Oliver featured the moment wherein Khan asked Trump directly (well, if not directly, via TV broadcast to millions) whether he’d even read the Constitution, withdrawing his own copy of the document, and offering to lend it to him. “Oh shit,” said Oliver. “That is an American founding document being inspirationally used as a middle finger.” He then cut to another key moment from that speech, in which Khan entreated Trump to go visit the graves of dead soldiers, and see how the people who’ve died for the country include all genders, religions and ethnicities. “You have sacrificed nothing, and no one,” Khan asserted.
“That engendered in me a level of emotion in me I did not think was possible after 16 months of this depressing campaign and 39 years on Earth as a British person,” Oliver responded. But Trump, of course, responded very differently. As NYT TV critic James Poniewozik noted on Twitter, Trump is not only Islamophobic, but also has employed as his campaign strategy, “always hit back.” And so Trump decided, in an interview on ABC News with George Stephanopoulos, not only to trivialize Khan’s speech, but also to suggest that his wife Ghazala — who stood beside him at the DNC but did not speak — perhaps wasn’t allowed to speak. Khizr Khan had responded that she had chosen not to speak of her son’s death because it pained her too much to do so.

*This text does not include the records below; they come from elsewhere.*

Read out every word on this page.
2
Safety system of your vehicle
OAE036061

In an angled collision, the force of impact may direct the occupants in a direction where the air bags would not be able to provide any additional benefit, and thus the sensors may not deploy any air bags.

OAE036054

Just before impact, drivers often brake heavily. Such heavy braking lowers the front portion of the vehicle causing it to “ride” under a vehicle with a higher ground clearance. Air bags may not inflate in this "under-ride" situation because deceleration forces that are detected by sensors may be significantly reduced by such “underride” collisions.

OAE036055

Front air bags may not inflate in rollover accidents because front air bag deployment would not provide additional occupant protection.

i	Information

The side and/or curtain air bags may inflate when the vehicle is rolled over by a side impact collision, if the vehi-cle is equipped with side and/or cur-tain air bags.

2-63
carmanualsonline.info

Ghazala then penned an op-ed in the New York Times, saying:
I cannot walk into a room with pictures of Humayun. For all these years, I haven’t been able to clean the closet where his things are — I had to ask my daughter-in-law to do it. Walking onto the convention stage, with a huge picture of my son behind me, I could hardly control myself. What mother could? Donald Trump has children whom he loves. Does he really need to wonder why I did not speak?

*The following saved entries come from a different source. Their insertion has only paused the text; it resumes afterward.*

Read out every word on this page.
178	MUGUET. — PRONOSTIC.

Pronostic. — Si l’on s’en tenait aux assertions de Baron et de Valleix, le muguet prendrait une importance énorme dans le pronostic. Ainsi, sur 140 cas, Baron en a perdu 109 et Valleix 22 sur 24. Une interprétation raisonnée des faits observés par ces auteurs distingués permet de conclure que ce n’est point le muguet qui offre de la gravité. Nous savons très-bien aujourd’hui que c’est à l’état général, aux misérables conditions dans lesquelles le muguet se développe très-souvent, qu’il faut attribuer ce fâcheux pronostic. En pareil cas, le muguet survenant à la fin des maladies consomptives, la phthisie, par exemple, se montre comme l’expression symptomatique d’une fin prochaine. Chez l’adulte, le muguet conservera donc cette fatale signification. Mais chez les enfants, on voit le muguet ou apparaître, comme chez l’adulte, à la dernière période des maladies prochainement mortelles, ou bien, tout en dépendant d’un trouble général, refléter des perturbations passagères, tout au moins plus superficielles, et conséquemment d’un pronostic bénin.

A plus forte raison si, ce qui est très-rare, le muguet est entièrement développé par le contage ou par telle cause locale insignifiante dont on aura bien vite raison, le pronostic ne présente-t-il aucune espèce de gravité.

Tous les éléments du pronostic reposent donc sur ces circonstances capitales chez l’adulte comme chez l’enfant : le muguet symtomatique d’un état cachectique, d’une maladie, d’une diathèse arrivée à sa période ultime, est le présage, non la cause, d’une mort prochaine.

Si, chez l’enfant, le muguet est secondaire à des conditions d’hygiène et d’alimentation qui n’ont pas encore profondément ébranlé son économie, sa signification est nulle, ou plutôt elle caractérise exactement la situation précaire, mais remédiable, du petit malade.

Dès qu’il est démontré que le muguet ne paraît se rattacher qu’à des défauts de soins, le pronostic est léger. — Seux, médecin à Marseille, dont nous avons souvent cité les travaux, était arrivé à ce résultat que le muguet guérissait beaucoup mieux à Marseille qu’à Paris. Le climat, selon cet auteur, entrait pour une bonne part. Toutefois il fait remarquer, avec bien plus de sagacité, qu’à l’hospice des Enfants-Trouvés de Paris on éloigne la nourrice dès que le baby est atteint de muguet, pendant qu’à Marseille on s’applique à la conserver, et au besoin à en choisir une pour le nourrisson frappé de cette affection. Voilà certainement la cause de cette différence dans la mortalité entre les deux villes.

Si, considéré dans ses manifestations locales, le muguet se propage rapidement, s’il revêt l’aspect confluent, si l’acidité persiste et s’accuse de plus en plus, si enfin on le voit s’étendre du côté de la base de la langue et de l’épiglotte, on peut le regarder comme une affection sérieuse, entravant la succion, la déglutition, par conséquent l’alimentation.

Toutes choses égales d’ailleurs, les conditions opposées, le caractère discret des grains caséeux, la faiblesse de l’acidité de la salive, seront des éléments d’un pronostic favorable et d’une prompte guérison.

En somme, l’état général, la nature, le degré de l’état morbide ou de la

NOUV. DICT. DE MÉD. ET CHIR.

Khizr Khan has since also spoken with CNN, emphasizing Trump’s seeming lack of empathy and how it makes him unfit to lead. He said, “The love and affection that we have received [since the speech] affirms that our grief — that our experience in this country has been correct and positive. The world is receiving us like we have never seen. They have seen the blackness of [Trump’s] character, of his soul.”
Returning to Oliver, the Last Week Tonight host suggested that Trump has, over the course of his campaign, said not one, but “thousands” of crazy and offensive things, equating this as a strategy akin to standing on a bed of nails. “If you step on a thousand nails, no single one stands out, and you’re fine,” Oliver said.
However, amidst everything Trump has said, Oliver exerted that Trump’s response to Khan in particular stands out. In the aforementioned interview, Stephanopoulos asked Trump to reply to Khan’s question of what sacrifices he’s made — to which Trump discussed creating jobs… through his many private (often outsourced) corporate endeavors. Those “are self-serving half-truths,” Oliver said, expressing the worry that “we may be on the brink of electing such a damaged, sociopathic narcissist that the simple Presidential duty of comforting the families of fallen soldiers may actually be beyond him.”